Weather permitting, Clemente said the groundbreaking is scheduled for March 7.
“We’re excited about it, it’s been a long road. The park should be finished in eight months, which puts us at about the end of the year,” he said.
When the land was donated to the county in 2000, there was a clause that stated the land had to be in use within five years.
“The county did not expect the donation,” he said. “First we had to go through the rezoning process, then the plan-approval process and the architect design, and all that just ate up the clock.”
THERE WERE also funding shortfalls, totaling $500,000, for the construction of the park.
“The Board came to us in June of 2003 and said they needed us to raise $500,000, and we ended up raising a little over $700,000,” Clemente said. “They also told us it would cost $6.4 million to build the park.”
With the help of David Orr, a construction manager who took the project to three companies for bids, the cost of the park was reduced by $2.4 million, to its current cost of about $4 million.
“It’s relief for today and anxiety for tomorrow because we’ve got to get this built,” Clemente said.
The Friends of Clemyjontri are also hoping to set up a foundation to keep the park maintained independent of the county budget.

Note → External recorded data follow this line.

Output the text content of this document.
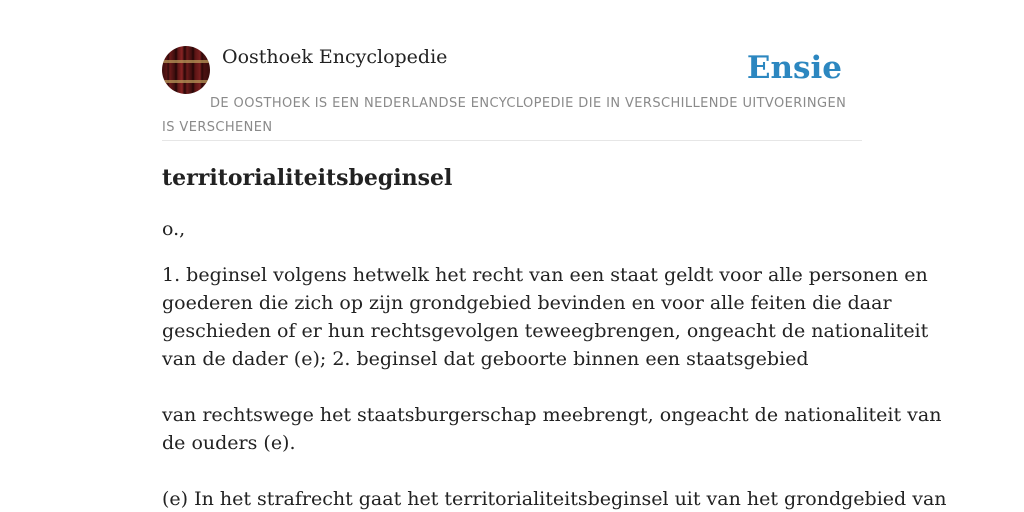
Oosthoek Encyclopedie	Ensie
DE OOSTHOEK IS EEN NEDERLANDSE ENCYCLOPEDIE DIE IN VERSCHILLENDE UITVOERINGEN IS VERSCHENEN
territorialiteitsbeginsel
o.,
1. beginsel volgens hetwelk het recht van een staat geldt voor alle personen en
goederen die zich op zijn grondgebied bevinden en voor alle feiten die daar
geschieden of er hun rechtsgevolgen teweegbrengen, ongeacht de nationaliteit
van de dader (e); 2. beginsel dat geboorte binnen een staatsgebied
van rechtswege het staatsburgerschap meebrengt, ongeacht de nationaliteit van
de ouders (e).
(e) In het strafrecht gaat het territorialiteitsbeginsel uit van het grondgebied van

The next project for Clemente and the park’s board is national recognition.
“We’d like this park to be a template for other parks to be built in the county, if not nationwide,” he said. “There’s no other park like this in Virginia. There’s a park similar in Montgomery County, but it’s much smaller. If we can show other counties that parks like this can be created by working with the community, it would help benefit so many children.”
“This is just a great example of a public/private partnership because everything worked out perfectly,” said Judy Pedersen, a representative from the Park Authority.
The majority of the work this week will consist of “getting papers signed and permits in place” to break ground next Monday, said Lynn Tadlock, director of planning and development with the Park Authority.
“By the end of the week, we’ll be ready to get to work,” she said. “I don’t foresee any more roadblocks. Weather’s always a delay in the construction business, but other than that, we’re ready to go.”
Most of the work for the next several months will be earth moving, the installation of silt walls and surveying, Tadlock said. “Hopefully by the summer it’ll start to look like a playground.”